Strikt genomen is de term spondylose een verzamelnaam die een reeks botveranderingen in de wervelkolom samenvat, dit zijn onregelmatigheden zoals benige verlengingen, uitstulpingen of kartelingen, die bijzonder gemakkelijk te detecteren zijn in een Röntgenstraal of computertomografie van de wervelkolom. Zeer verschillende ziekten kunnen leiden tot de diagnose van spondylose. Veel voorkomende voorbeelden zijn artrose van de wervelkolom, degeneratieve veranderingen in de tussenwervelschijven of chronische systemische inflammatoire ziekten zoals de ziekte van Bechterew (spondylitis ankylopoetica).

Facet syndroom Spondylose gaat vaak gepaard met klachten, vooral rugklachten pijn​ Het is niet ongebruikelijk voor pijn om uit te stralen in de armen of benen. Vooral de cervicale en lumbale wervelkolom worden beïnvloed door de veranderingen. De focus van therapie voor spondylose is pijn therapie op basis van medicijnen zoals ibuprofen or diclofenac​ Vaak kan intensieve fysiotherapie helpen om de symptomen op lange termijn te verlichten.

Facet artrose

Men spreekt van facet artrose wanneer zeker gewrichten van de wervelkolom worden aangetast door een degeneratieve ziekte. Het facet gewrichten, ook bekend als tussenwervelgewrichten, zijn de verbinding van de gewrichtsprocessen tussen twee aangrenzende wervels. Onder andere het facet gewrichten zorgen voor een vrije en soepele mobiliteit van de wervelkolom.

Als in de loop van het leven een degeneratie van deze gewrichten optreedt, pijn in de rug is de focus van de klachten. Met de hulp van een Röntgenstraal of computertomografie, artrose kan worden opgespoord en gediagnosticeerd. Het is een veel voorkomende ziekte die vooral ouderen treft.

Risicofactoren zijn onder meer een slechte houding, langdurige overbelasting en te zwaar​ De therapie van een facetartrose is voornamelijk gebaseerd op de inname van pijnstillende medicatie en intensieve fysiotherapie. Fysiotherapie kan de spieren van de rug opbouwen en zo de wervelkolom ontlasten.
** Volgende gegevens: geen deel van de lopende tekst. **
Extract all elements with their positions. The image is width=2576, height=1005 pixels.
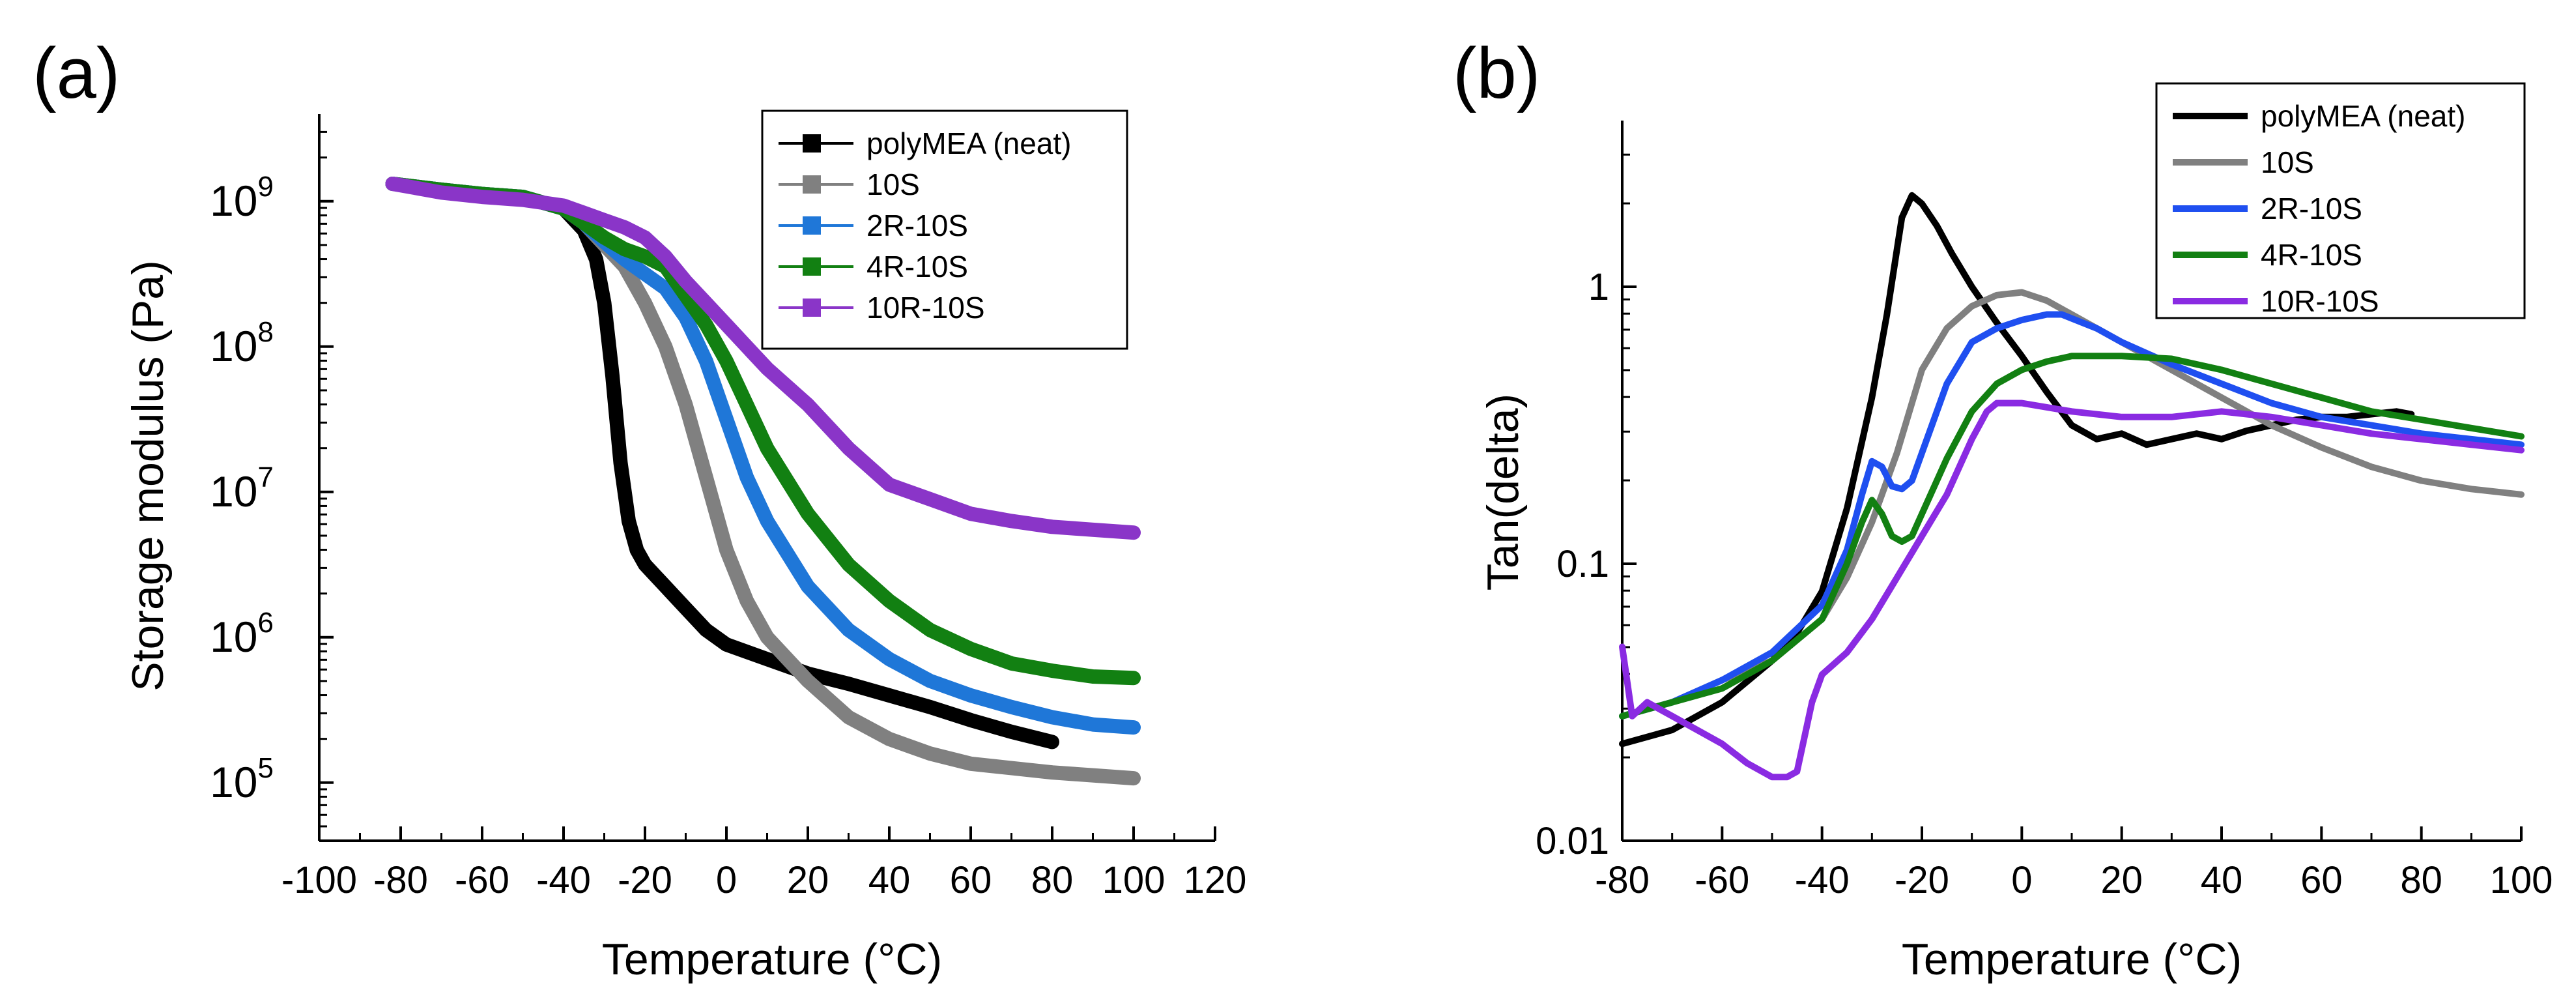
y-tick-label: 107 [210,461,274,516]
x-tick-label: -100 [281,859,357,901]
x-tick-label: 60 [950,859,992,901]
legend-label: 2R-10S [866,209,968,242]
legend-marker [803,299,821,317]
panel-b-legend: polyMEA (neat) 10S 2R-10S 4R-10S 10R-10S [2155,82,2526,319]
x-tick-label: 80 [1031,859,1074,901]
series-line-2r-10s [1619,311,2525,720]
series-line-10r-10s [385,177,1141,540]
legend-label: polyMEA (neat) [2261,99,2465,133]
legend-label: 4R-10S [866,250,968,284]
panel-a-legend: polyMEA (neat) 10S 2R-10S 4R-10S 10R-10S [761,109,1128,350]
x-tick-label: 20 [2100,859,2143,901]
legend-marker [803,257,821,276]
x-tick-label: -40 [1795,859,1850,901]
panel-b-tan-delta-chart: (b) -80 -60 -40 -20 0 20 40 60 80 100 0.01 0.1 1 pol… [1453,33,2553,984]
y-tick-label: 108 [210,316,274,370]
x-tick-label: -60 [455,859,509,901]
y-tick-label: 1 [1588,266,1609,308]
series-line-4r-10s [1619,353,2525,720]
x-tick-label: 0 [716,859,737,901]
y-tick-label: 106 [210,607,274,661]
x-tick-label: 20 [787,859,829,901]
x-tick-label: -40 [536,859,591,901]
x-tick-label: 40 [2201,859,2243,901]
y-tick-label: 109 [210,171,274,225]
panel-b-axes: -80 -60 -40 -20 0 20 40 60 80 100 0.01 0.1 1 [1536,121,2553,901]
legend-label: 10S [2261,145,2314,179]
x-tick-label: 60 [2300,859,2343,901]
panel-a-x-axis-title: Temperature (°C) [602,935,942,984]
legend-marker [803,216,821,235]
x-tick-label: -80 [1595,859,1650,901]
legend-label: polyMEA (neat) [866,126,1071,160]
x-tick-label: -20 [618,859,672,901]
legend-box [761,109,1128,350]
panel-a-label: (a) [33,33,120,113]
y-tick-label: 105 [210,752,274,806]
legend-label: 10R-10S [866,291,985,325]
legend-label: 10R-10S [2261,284,2379,318]
legend-label: 4R-10S [2261,238,2362,272]
panel-a-series-group [385,177,1141,786]
panel-b-series-group [1619,192,2525,781]
panel-b-y-axis-title: Tan(delta) [1478,394,1528,590]
panel-a-storage-modulus-chart: (a) -100 -80 -60 -40 -20 0 20 40 60 80 100 120 105 10… [33,33,1246,984]
x-tick-label: 40 [868,859,911,901]
legend-marker [803,175,821,194]
panel-b-x-axis-title: Temperature (°C) [1902,935,2242,984]
x-tick-label: -80 [373,859,428,901]
y-tick-label: 0.01 [1536,820,1609,862]
panel-b-label: (b) [1453,33,1540,113]
x-tick-label: -20 [1895,859,1949,901]
legend-box [2155,82,2526,319]
panel-a-y-axis-title: Storage modulus (Pa) [123,260,173,691]
panel-a-axes: -100 -80 -60 -40 -20 0 20 40 60 80 100 120 105 106 107… [210,114,1246,901]
x-tick-label: 100 [1102,859,1166,901]
x-tick-label: 80 [2400,859,2442,901]
x-tick-label: 100 [2490,859,2553,901]
x-tick-label: -60 [1695,859,1749,901]
legend-label: 10S [866,168,920,201]
legend-label: 2R-10S [2261,192,2362,226]
x-tick-label: 0 [2011,859,2032,901]
x-tick-label: 120 [1184,859,1247,901]
legend-marker [803,134,821,153]
series-line-10r-10s [1619,400,2525,781]
y-tick-label: 0.1 [1556,543,1609,585]
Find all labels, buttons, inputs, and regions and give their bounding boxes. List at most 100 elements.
Ruggenmergziekten bij kinderen

Naast de verzameling van de patiënt medische geschiedenis (anamnese) en een voorzichtig fysiek onderzoekhebben beeldvormingsprocedures een bijzondere betekenis bij de diagnose van spinale aandoeningen. Door de verschillende diagnostische procedures wil en kan men uitgebreide informatie inwinnen over te nemen therapeutische maatregelen. Röntgenfoto's van de wervelkolom kunnen in principe worden omschreven als basisbeeldvormende diagnostiek.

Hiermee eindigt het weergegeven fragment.